When reconnecting systems, it is also common to switch a request to “Silent Mode” to disable future emails from being sent to the data subject, until Transcend fixes the issues, and the request can properly complete.

Transcend's DSR Automation facilites the redaction of data from access reports before returning the report to the data subject.

This feature is particularly useful when returning unstructured data, where certain files might contain personal information belonging to someone else, or other proprietary information that should be excluded from the report.

To use this feature, you will need to configure an integration to return redacted data, rather than the full report. Supported integrations can be configured to return data in three ways:

  1. Return everything without redactions,
  2. Return redacted data, or
  3. Return counts only.

To configure an integration to return redacted files:

  1. Navigate to "Infrastructure > Integrations".
  2. Search and select the integration that you would like to configure.
  3. Click on the "Manage Datapoints" tab and scroll to the right until you see "Export Mode".
  4. Click and select "Export Mode > Redacted" for the datapoints you wish to review and redact for that integration.

Now that you have configured an integration to return redacted data, you will be able to redact portions of the files before returning them. To do so:

  1. Navigate to "DSR Automation > Incoming Requests".
  2. Click on the access request that you would like to redact from.
  3. Click on the "Integrations" tab.
  4. Click on the integration that you would like to review / redact from.
  5. Click on "Show Redactions".
  6. Highlight the text that you would like to redact from the access report.
  7. When complete, click on "Approve all suggested".
  8. Click on "Mark as Ready" to confirm all the redactions for that integration.
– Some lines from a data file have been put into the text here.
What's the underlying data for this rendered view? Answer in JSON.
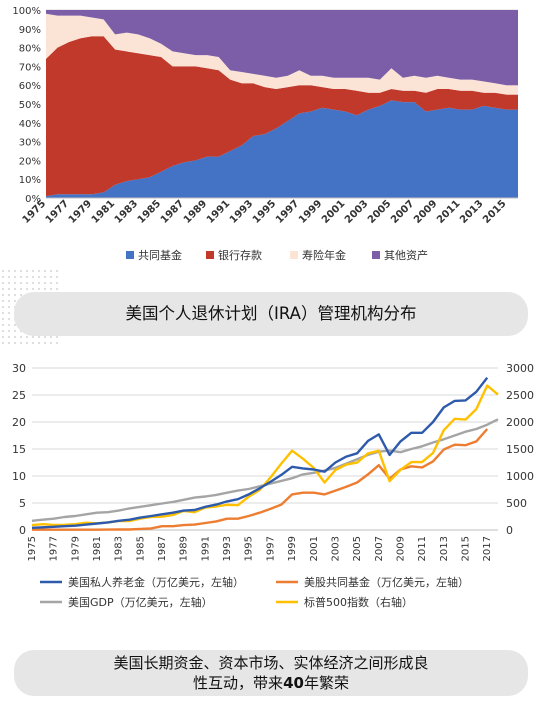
{
  "captions": {
    "top": "美国个人退休计划（IRA）管理机构分布",
    "bottom_line1": "美国长期资金、资本市场、实体经济之间形成良",
    "bottom_line2_pre": "性互动，带来",
    "bottom_line2_bold": "40",
    "bottom_line2_post": "年繁荣"
  },
  "chart_data": [
    {
      "type": "area",
      "stacked": true,
      "x": [
        1975,
        1976,
        1977,
        1978,
        1979,
        1980,
        1981,
        1982,
        1983,
        1984,
        1985,
        1986,
        1987,
        1988,
        1989,
        1990,
        1991,
        1992,
        1993,
        1994,
        1995,
        1996,
        1997,
        1998,
        1999,
        2000,
        2001,
        2002,
        2003,
        2004,
        2005,
        2006,
        2007,
        2008,
        2009,
        2010,
        2011,
        2012,
        2013,
        2014,
        2015,
        2016
      ],
      "x_tick_labels": [
        "1975",
        "1977",
        "1979",
        "1981",
        "1983",
        "1985",
        "1987",
        "1989",
        "1991",
        "1993",
        "1995",
        "1997",
        "1999",
        "2001",
        "2003",
        "2005",
        "2007",
        "2009",
        "2011",
        "2013",
        "2015"
      ],
      "y_tick_labels": [
        "0%",
        "10%",
        "20%",
        "30%",
        "40%",
        "50%",
        "60%",
        "70%",
        "80%",
        "90%",
        "100%"
      ],
      "ylim": [
        0,
        100
      ],
      "legend_position": "bottom",
      "series": [
        {
          "name": "共同基金",
          "color": "#4472c4",
          "values": [
            1,
            2,
            2,
            2,
            2,
            3,
            7,
            9,
            10,
            11,
            14,
            17,
            19,
            20,
            22,
            22,
            25,
            28,
            33,
            34,
            37,
            41,
            45,
            46,
            48,
            47,
            46,
            44,
            47,
            49,
            52,
            51,
            51,
            46,
            47,
            48,
            47,
            47,
            49,
            48,
            47,
            47
          ]
        },
        {
          "name": "银行存款",
          "color": "#c0392b",
          "values": [
            73,
            78,
            81,
            83,
            84,
            83,
            72,
            69,
            67,
            65,
            61,
            53,
            51,
            50,
            47,
            46,
            38,
            33,
            28,
            25,
            21,
            18,
            15,
            14,
            11,
            11,
            12,
            13,
            9,
            7,
            6,
            6,
            6,
            10,
            11,
            10,
            10,
            10,
            7,
            8,
            8,
            8
          ]
        },
        {
          "name": "寿险年金",
          "color": "#fbe3d6",
          "values": [
            24,
            17,
            14,
            12,
            10,
            9,
            8,
            10,
            10,
            9,
            7,
            8,
            7,
            6,
            7,
            7,
            5,
            6,
            5,
            6,
            6,
            6,
            8,
            5,
            6,
            6,
            6,
            7,
            8,
            7,
            11,
            7,
            8,
            8,
            7,
            6,
            6,
            6,
            6,
            5,
            5,
            5
          ]
        },
        {
          "name": "其他资产",
          "color": "#7b5ea7",
          "values": [
            2,
            3,
            3,
            3,
            4,
            5,
            13,
            12,
            13,
            15,
            18,
            22,
            23,
            24,
            24,
            25,
            32,
            33,
            34,
            35,
            36,
            35,
            32,
            35,
            35,
            36,
            36,
            36,
            36,
            37,
            31,
            36,
            35,
            36,
            35,
            36,
            37,
            37,
            38,
            39,
            40,
            40
          ]
        }
      ]
    },
    {
      "type": "line",
      "x": [
        1975,
        1976,
        1977,
        1978,
        1979,
        1980,
        1981,
        1982,
        1983,
        1984,
        1985,
        1986,
        1987,
        1988,
        1989,
        1990,
        1991,
        1992,
        1993,
        1994,
        1995,
        1996,
        1997,
        1998,
        1999,
        2000,
        2001,
        2002,
        2003,
        2004,
        2005,
        2006,
        2007,
        2008,
        2009,
        2010,
        2011,
        2012,
        2013,
        2014,
        2015,
        2016,
        2017,
        2018
      ],
      "x_tick_labels": [
        "1975",
        "1977",
        "1979",
        "1981",
        "1983",
        "1985",
        "1987",
        "1989",
        "1991",
        "1993",
        "1995",
        "1997",
        "1999",
        "2001",
        "2003",
        "2005",
        "2007",
        "2009",
        "2011",
        "2013",
        "2015",
        "2017"
      ],
      "y_left_tick_labels": [
        "0",
        "5",
        "10",
        "15",
        "20",
        "25",
        "30"
      ],
      "y_right_tick_labels": [
        "0",
        "500",
        "1000",
        "1500",
        "2000",
        "2500",
        "3000"
      ],
      "ylim_left": [
        0,
        30
      ],
      "ylim_right": [
        0,
        3000
      ],
      "legend_position": "bottom",
      "series": [
        {
          "name": "美国私人养老金（万亿美元，左轴）",
          "axis": "left",
          "color": "#2e5aac",
          "values": [
            0.4,
            0.5,
            0.6,
            0.7,
            0.8,
            1.0,
            1.2,
            1.4,
            1.7,
            1.9,
            2.3,
            2.6,
            2.9,
            3.2,
            3.6,
            3.7,
            4.3,
            4.7,
            5.3,
            5.7,
            6.6,
            7.7,
            8.9,
            10.2,
            11.7,
            11.4,
            11.2,
            10.8,
            12.5,
            13.6,
            14.2,
            16.5,
            17.7,
            13.9,
            16.4,
            18.0,
            18.0,
            20.0,
            22.7,
            23.9,
            24.0,
            25.6,
            28.2,
            null
          ]
        },
        {
          "name": "美股共同基金（万亿美元，左轴）",
          "axis": "left",
          "color": "#ed7d31",
          "values": [
            0.05,
            0.05,
            0.05,
            0.05,
            0.05,
            0.06,
            0.05,
            0.07,
            0.1,
            0.1,
            0.2,
            0.3,
            0.7,
            0.7,
            0.9,
            1.0,
            1.3,
            1.6,
            2.1,
            2.1,
            2.6,
            3.2,
            3.9,
            4.7,
            6.6,
            6.9,
            6.9,
            6.6,
            7.3,
            8.0,
            8.8,
            10.3,
            12.0,
            9.5,
            11.2,
            11.8,
            11.6,
            12.7,
            14.9,
            15.8,
            15.7,
            16.4,
            18.7,
            null
          ]
        },
        {
          "name": "美国GDP（万亿美元，左轴）",
          "axis": "left",
          "color": "#a5a5a5",
          "values": [
            1.7,
            1.9,
            2.1,
            2.4,
            2.6,
            2.9,
            3.2,
            3.3,
            3.6,
            4.0,
            4.3,
            4.6,
            4.9,
            5.2,
            5.6,
            6.0,
            6.2,
            6.5,
            6.9,
            7.3,
            7.6,
            8.1,
            8.6,
            9.1,
            9.6,
            10.3,
            10.6,
            11.0,
            11.5,
            12.3,
            13.1,
            13.9,
            14.5,
            14.7,
            14.4,
            15.0,
            15.5,
            16.2,
            16.8,
            17.5,
            18.2,
            18.7,
            19.5,
            20.5
          ]
        },
        {
          "name": "标普500指数（右轴）",
          "axis": "right",
          "color": "#ffc000",
          "values": [
            90,
            107,
            95,
            96,
            108,
            136,
            122,
            141,
            165,
            167,
            211,
            242,
            247,
            277,
            353,
            330,
            417,
            436,
            466,
            459,
            616,
            741,
            970,
            1229,
            1469,
            1320,
            1148,
            880,
            1112,
            1212,
            1248,
            1418,
            1468,
            903,
            1115,
            1258,
            1258,
            1426,
            1848,
            2059,
            2044,
            2239,
            2674,
            2507
          ]
        }
      ]
    }
  ]
}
Below the redaction UI, There are some options to quickly undo all redacted data, redact all, or reset to default. If you'd like to undo or modify the redaction on a specific part of the data, simply select that portion of the text again.

Once the redactions have been finalized, the redacted report is queued to be returned to the data subject.

Once all jobs have completed and the request has been fulfilled, you can either serve the results via your API, or provide a downloadable report that is also accessible to the data subject via the Privacy Center. The data subject can be notified via email, for which templates can be customized under "DSR Automation" > "Email Settings" > "Email Templates” section of the Admin Dashboard.